Am Ende der zwanziger Jahre versuchten zwei russische Formalisten, Juriy Tynjanow und Roman Jakobson, diese Spannung von Innen und Außen, von Autarkie der künstlerischen Form und geschichtlichem Umfeld zu interpretieren. Auf solchen Erfahrungen aufbauend, unternimmt es Viktor Zmegac, Literaturhistoriker von internationalem Ruf, die Geschichte der deutschsprachigen Literatur vom 18. Jahrhundert bis in die Gegenwart darzustellen, ohne die Literatur zum bloßen Illustrationsmaterial der Sozialgeschichte zu degradieren.

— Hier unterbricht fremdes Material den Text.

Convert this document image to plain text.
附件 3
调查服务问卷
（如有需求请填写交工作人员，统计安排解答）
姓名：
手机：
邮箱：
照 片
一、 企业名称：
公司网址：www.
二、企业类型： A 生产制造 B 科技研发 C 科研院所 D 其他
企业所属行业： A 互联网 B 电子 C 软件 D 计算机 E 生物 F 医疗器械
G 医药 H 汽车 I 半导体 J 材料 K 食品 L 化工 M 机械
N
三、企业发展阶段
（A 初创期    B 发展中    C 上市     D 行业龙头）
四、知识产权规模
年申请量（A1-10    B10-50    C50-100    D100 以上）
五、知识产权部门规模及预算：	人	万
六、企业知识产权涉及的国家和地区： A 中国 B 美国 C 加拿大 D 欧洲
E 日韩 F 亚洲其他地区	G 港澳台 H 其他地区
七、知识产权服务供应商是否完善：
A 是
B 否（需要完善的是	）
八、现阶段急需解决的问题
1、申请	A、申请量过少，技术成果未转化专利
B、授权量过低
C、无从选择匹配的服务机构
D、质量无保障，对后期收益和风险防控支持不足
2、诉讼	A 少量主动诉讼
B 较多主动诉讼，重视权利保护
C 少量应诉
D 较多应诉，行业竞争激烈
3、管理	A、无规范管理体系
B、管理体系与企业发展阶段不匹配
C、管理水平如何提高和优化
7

Um dem Wandel in Form, Inhalt und Wirkungsweise nachzugehen, wird dem Leser eine Fülle von bisher wenig oder überhaupt nicht beachteten zeitgeschichtlichen Details angeboten. Soll eine solche womöglich gleichmäßig verläßliche Fundierung gewährleistet sein, müssen Mitarbeiter (26!) herangezogen werden. Und da kann es eben geschehen, daß der eine oder andere Autor sich als schrecklicher Vereinfacher betätigt.

Nur ein Beispiel sei von dem 2.200 Seiten umfassenden Text angeführt. Warum scheitert Les-sings Hamburger Sprechtheater? „Bildung und Besitz klaffen auseinander.“ Kein Wort also von der Konkurrenz zur Hamburger Oper, von der „innenweltlichen Askese“, wie sie Max Weber für die Hansestädte analysiert! Es sei zugegeben, daß kein Autor bei dem riesigen Material ohne Verkürzungen und perspektivische Einsparungen auskommt. Aber die Formulierung ist nun wirk-, lieh zu flach und die Wirklichkeit schlicht verfälschend.

Man merkt die Absicht, sollte aber nicht verstimmt sein, weil einem sonst sorgfältige Einzelinterpretationen des Gesamtwerks entgehen.

GESCHICHTE DER DEUTSCHEN LITERATUR VOM 18. JAHRHUNDERT BIS ZUR GEGENWART. Herausgegeben von Viktor Zmegac. Athenäum-Verlag, Königstein 1985. Bd. 1: 1700-1848; 812 Seiten, öS 623,50; Bd. 2: 1848-1918. 544 Seiten, öS 483,60,- Bd. 3: 1918 bis in die heutige Zeit, 900 Seiten, öS 608.40.